Чашу кратера все гуще заполняло дымом. Там и сям люди смеялись и предавались любви и делали, кто что хочет. Некоторые дрались на ножах. Питер Вагнер наслаждался душевным покоем, любовно разглядывая внутренним оком воображаемые пробирки с ядом, веревочные петли, ножи, револьверы, бритвы, бутылки с кислотой. Кругом него порхали златокрылые херувимы, все как один женского пола. Сумбурно, хотя самому ему казалось, что мысль его работает четко, размышлял он о речи капитана Кулака. Удивительно, такой подлец, а сумел выразить такие тонкие, прекрасные чувства. Женщина-херувим прижала к его губам прохладные, влажные губы и просунула ему в рот кончик языка.
Сантисилья выразительно декламировал:
Что жизнь? Одна лишь ложь и ложь опять,
А люди, не желая правды знать,
Надеются: счастливый день настанет.
Но Завтра больше, чем Вчера, обманет.
И вот тогда-то землетрясение и грянуло не на шутку. Питер Вагнер покатился невесть куда по раскалывающейся площадке, а из трещины вырвалось грозное бурчание перекореженных кишок земли. По пути он подцепил нагое, гибкое тело Джейн и покатился вместе с ней – он даже не был уверен, что это ее тело, – безотчетно устремляясь к отверстию грота, к единственному выходу из кратера. Ящерицы носились взад-вперед как сумасшедшие, били хвостами и шипели по-змеиному.
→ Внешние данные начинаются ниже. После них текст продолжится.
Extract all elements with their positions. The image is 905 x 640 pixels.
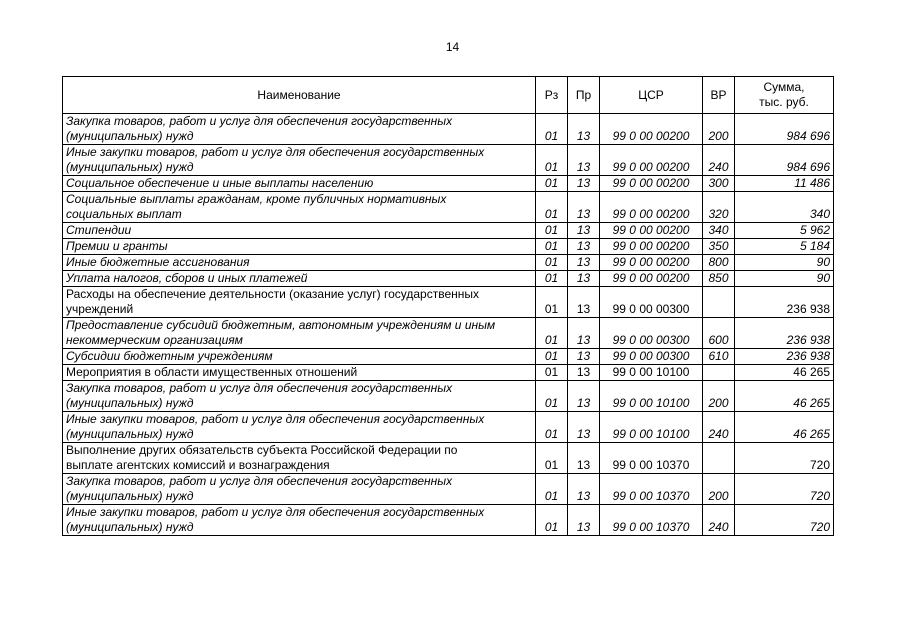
row-vr: [703, 365, 735, 381]
row-pr: 13: [568, 443, 600, 474]
row-sum: 11 486: [735, 176, 834, 192]
row-pr: 13: [568, 474, 600, 505]
row-csr: 99 0 00 10100: [600, 381, 703, 412]
table-row: [63, 176, 834, 192]
row-rz: 01: [536, 474, 568, 505]
header-sum: Сумма, тыс. руб.: [735, 77, 834, 114]
row-vr: 240: [703, 412, 735, 443]
row-pr: 13: [568, 381, 600, 412]
table-row: [63, 412, 834, 443]
row-csr: 99 0 00 00200: [600, 271, 703, 287]
row-pr: 13: [568, 192, 600, 223]
row-pr: 13: [568, 318, 600, 349]
row-csr: 99 0 00 00200: [600, 255, 703, 271]
table-row: [63, 223, 834, 239]
row-sum: 46 265: [735, 381, 834, 412]
page-number: 14: [445, 40, 460, 54]
row-vr: 320: [703, 192, 735, 223]
table-row: [63, 255, 834, 271]
header-rz: Рз: [536, 77, 568, 114]
row-sum: 720: [735, 505, 834, 536]
row-csr: 99 0 00 00200: [600, 114, 703, 145]
table-row: [63, 145, 834, 176]
row-pr: 13: [568, 412, 600, 443]
row-rz: 01: [536, 349, 568, 365]
row-vr: [703, 443, 735, 474]
row-rz: 01: [536, 145, 568, 176]
row-rz: 01: [536, 255, 568, 271]
row-sum: 46 265: [735, 365, 834, 381]
row-sum: 236 938: [735, 287, 834, 318]
header-vr: ВР: [703, 77, 735, 114]
row-name: Расходы на обеспечение деятельности (оказание услуг) государственных учреждений: [63, 287, 536, 318]
row-sum: 236 938: [735, 349, 834, 365]
row-csr: 99 0 00 10100: [600, 365, 703, 381]
row-pr: 13: [568, 223, 600, 239]
row-sum: 720: [735, 474, 834, 505]
row-pr: 13: [568, 365, 600, 381]
header-csr: ЦСР: [600, 77, 703, 114]
row-vr: 850: [703, 271, 735, 287]
row-vr: 200: [703, 114, 735, 145]
row-vr: 610: [703, 349, 735, 365]
row-csr: 99 0 00 00200: [600, 239, 703, 255]
row-sum: 984 696: [735, 114, 834, 145]
row-name: Иные закупки товаров, работ и услуг для обеспечения государственных (муниципальных) нужд: [63, 145, 536, 176]
row-vr: 240: [703, 505, 735, 536]
row-vr: 800: [703, 255, 735, 271]
row-pr: 13: [568, 114, 600, 145]
row-vr: 350: [703, 239, 735, 255]
row-csr: 99 0 00 10370: [600, 505, 703, 536]
row-csr: 99 0 00 10100: [600, 412, 703, 443]
row-name: Иные закупки товаров, работ и услуг для обеспечения государственных (муниципальных) нужд: [63, 412, 536, 443]
row-name: Субсидии бюджетным учреждениям: [63, 349, 536, 365]
row-vr: 200: [703, 474, 735, 505]
table-row: [63, 474, 834, 505]
row-sum: 340: [735, 192, 834, 223]
table-row: [63, 271, 834, 287]
table-row: [63, 349, 834, 365]
row-pr: 13: [568, 287, 600, 318]
row-rz: 01: [536, 239, 568, 255]
table-row: [63, 287, 834, 318]
row-csr: 99 0 00 00200: [600, 176, 703, 192]
row-csr: 99 0 00 00200: [600, 192, 703, 223]
row-rz: 01: [536, 114, 568, 145]
table-row: [63, 114, 834, 145]
row-rz: 01: [536, 365, 568, 381]
row-name: Закупка товаров, работ и услуг для обеспечения государственных (муниципальных) нужд: [63, 474, 536, 505]
row-sum: 720: [735, 443, 834, 474]
row-csr: 99 0 00 00200: [600, 145, 703, 176]
row-rz: 01: [536, 505, 568, 536]
row-pr: 13: [568, 239, 600, 255]
row-name: Выполнение других обязательств субъекта Российской Федерации по выплате агентских комиссий и вознаграждения: [63, 443, 536, 474]
row-csr: 99 0 00 00300: [600, 349, 703, 365]
row-sum: 984 696: [735, 145, 834, 176]
header-name: Наименование: [63, 77, 536, 114]
row-name: Стипендии: [63, 223, 536, 239]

– Ложись! Не поднимайся! – заорал Сантисилья и навалился на них сверху, пригвоздив их к содрогающемуся, гудящему дну чаши. Через мгновение они уже поняли, в чем дело. Оказывается, Танцор палил, как полоумный, из автомата; чего он это, они так никогда и не узнают. Индеец, раненный в живот и взбешенный, схватил автомат за дуло – пули впивались ему прямо в грудь – и вырвал оружие из рук Танцора.
– Я не нарочно! – закричал Танцор, только теперь разглядев сквозь густой дым, в кого он угодил. Индеец с простреленными животом и грудью, весь в потоках дымящейся крови, шатаясь, обернул автомат, чтобы расстрелять Танцора, но к тому времени, когда его палец достал гашетку, он был слеп, вернее, уже мертв, хотя и продолжал стоять, и разрядил ружье в колени и в живот старому доктору Алкахесту. Доктор Алкахест, сразу отрезвев, в ужасе открыл глаза и заблеял, как козел.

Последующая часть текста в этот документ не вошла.